When you see grief in someone’s eyes, the world just stops.
Maybe it keeps buzzing and beeping, but all those noises fade into the background.
Life is so precious.
Lives end so fast.
When you get a call, when you say goodbye, when you just can’t believe it– Grief kicks you right in the face and says “Hey, remember me? I used to haunt you with past conversations and memories of dancing. I’m back. And I’m here to tear you apart. But I’m just a part of life. I knew I would meet you again, old friend.”

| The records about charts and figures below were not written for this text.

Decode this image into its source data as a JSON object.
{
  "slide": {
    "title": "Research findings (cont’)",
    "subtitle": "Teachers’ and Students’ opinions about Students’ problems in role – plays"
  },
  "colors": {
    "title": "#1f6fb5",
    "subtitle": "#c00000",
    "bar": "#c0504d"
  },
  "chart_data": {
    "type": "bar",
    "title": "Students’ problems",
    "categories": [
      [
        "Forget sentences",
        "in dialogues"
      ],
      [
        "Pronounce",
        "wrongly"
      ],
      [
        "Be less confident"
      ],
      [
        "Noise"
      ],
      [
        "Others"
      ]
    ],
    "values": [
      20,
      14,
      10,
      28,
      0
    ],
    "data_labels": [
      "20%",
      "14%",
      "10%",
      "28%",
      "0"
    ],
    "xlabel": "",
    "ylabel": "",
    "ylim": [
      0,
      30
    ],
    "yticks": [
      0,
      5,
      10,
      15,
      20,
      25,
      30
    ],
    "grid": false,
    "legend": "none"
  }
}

You get swallowed into sad songs and can’t stand to sit in silence because you might fall into grief. You might get trapped in a world where everyone is dying and there’s nothing you can do about it. It hurts. And you know what? It’s okay that it hurts. Nothing hurts more than knowing you saw them just yesterday. And now they’re gone. Who will wear her dancing shoes? Who will drive his truck? Who can ever fill the gap they left in your heart?
It hurts. And it tears and it pulls and it all just caves in. Yet, after all that pain, you run out of tissues. You’ve finally come to the conclusion that they can’t come back, that they lived and loved and now it’s your turn. No matter how long it takes you to grieve– weeks, months, years- know that grieving is a process. That you need time to absorb all that’s happened and cry it out. Or work it out. Or whatever it takes. You need time.
And when it’s over, you will be okay.
You might feel lonely. Better to be lonely and reminiscing than feel surrounded and depressed. Know that there are So.Many.People just like you– who lost a father or a mother or a sibling or a mentor or a friend or a dog or an uncle or a cousin. Know that you are not alone in this walk, in this world. Know that you can shoo grief away when you don’t feel like crying. Know that it’s okay to be happy when others are not. Know that it’s okay to be okay.